Críostóir brought me to a room with a card catalogue stretched alongside a wall, and he taught me "the rules of using it". The card catalogue was divided into subsections such as: Historical Figures, Storytellers, Important Locations, The Otherworld, Fairies, Fairy Abductions, Fairies Trapped in Other Beings, Fairy Hills, Fairy Houses, Water Creatures, etc. The sections were not in any alphabetical order, and were labeled in English on the outside of the drawer, and Irish on the inside on large index cards fading with age.

Next, Críostóir explained that I was not allowed to remove any index cards from the card catalogue. If I saw a card written in English that interested me, I was to copy down the call number, get him, and he would go and find the material in another room. He advised that I ignore the cards written in Irish for, frankly, I wouldn't know how to read them. The archivist also gave me an old copy of a book he referred to as “the Bible of Irish Folklore”. It was a thick book with an old green cover and tattered binding called A Handbook of Irish Folklore by Seán Ó Súilleabháin. It was a thrill to see it as I had read about it in other books.

Flipping through the Handbook, and searching through the card catalogue, could have easily taken me days। The experience of flipping through the old, irreplaceable index cards in English and Irish – covering all kinds of topics and tales - was extraordinary. It felt like dipping my hands into a box and scrolling through hundreds of years of history and stories.


I noticed that many of the cards in the catalogue did not refer to stories with titles. Rather, they contained barely legible, brief synopses of folktales along with reference numbers. These stories were simple and concise. No character development, no description of setting, no real sense of tone. The event and the end. Take the following stories for example:

"Man thinks friends who [are] coming to visit him were delayed too long as he went with his dog. He hunted his dog in under the bridge[.] The whole crowd of wee folk went away [up] the fields laughing [and shouting]. They thought they were the fairies."

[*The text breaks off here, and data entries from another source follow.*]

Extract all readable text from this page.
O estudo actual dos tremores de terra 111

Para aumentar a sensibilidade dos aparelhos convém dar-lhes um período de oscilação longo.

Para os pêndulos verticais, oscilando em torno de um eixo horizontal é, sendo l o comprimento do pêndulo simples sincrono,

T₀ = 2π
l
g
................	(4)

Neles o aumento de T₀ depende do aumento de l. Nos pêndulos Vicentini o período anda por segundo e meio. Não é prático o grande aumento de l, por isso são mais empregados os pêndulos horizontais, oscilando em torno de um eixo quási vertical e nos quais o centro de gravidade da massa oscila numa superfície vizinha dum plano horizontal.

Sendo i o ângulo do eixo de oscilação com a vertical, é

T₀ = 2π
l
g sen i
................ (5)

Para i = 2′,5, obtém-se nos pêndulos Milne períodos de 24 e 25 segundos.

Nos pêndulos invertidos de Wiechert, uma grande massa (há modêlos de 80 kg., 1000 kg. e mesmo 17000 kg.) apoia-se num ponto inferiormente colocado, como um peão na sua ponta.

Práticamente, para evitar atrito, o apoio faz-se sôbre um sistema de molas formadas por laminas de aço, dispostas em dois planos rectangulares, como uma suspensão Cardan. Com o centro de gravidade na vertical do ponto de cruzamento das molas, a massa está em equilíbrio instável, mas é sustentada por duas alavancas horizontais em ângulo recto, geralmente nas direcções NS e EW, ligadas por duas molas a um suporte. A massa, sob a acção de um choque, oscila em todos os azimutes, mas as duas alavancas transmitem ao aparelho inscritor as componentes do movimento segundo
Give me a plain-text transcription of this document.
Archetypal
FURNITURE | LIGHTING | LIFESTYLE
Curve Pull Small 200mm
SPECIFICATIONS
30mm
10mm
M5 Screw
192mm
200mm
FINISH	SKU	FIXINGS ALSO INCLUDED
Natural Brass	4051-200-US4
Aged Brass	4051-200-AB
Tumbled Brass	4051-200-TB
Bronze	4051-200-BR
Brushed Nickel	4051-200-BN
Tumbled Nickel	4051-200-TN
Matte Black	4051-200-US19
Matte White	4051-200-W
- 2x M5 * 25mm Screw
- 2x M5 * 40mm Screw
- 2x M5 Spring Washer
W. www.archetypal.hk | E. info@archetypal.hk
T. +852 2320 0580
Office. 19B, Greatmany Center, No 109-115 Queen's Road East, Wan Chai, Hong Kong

"People brought away by the fairies [are] put riding on white horses, brought over the hills and left back again before dawn…"

Now that I have been to the National Folklore Collection, I find myself left with more questions that answers. I am beginning to question what a folktale really is. Or perhaps I am broadening my description of a folktale. A Handbook of Irish Folklore gives incredibly precise directions for students of cultural anthropology on how to record a folktale. Incredibly precise. And I hope to write about those directions in a future post.

I see that my time at this Internet Cafe is winding down, and so I will have to bring this post to a close. Here is the tale of my trip to the National Folklore Collection as one might find in the old card catalogue: Student goes to place with many books. He receives help from a learned man. The student reads. He leaves with new appreciation and questions.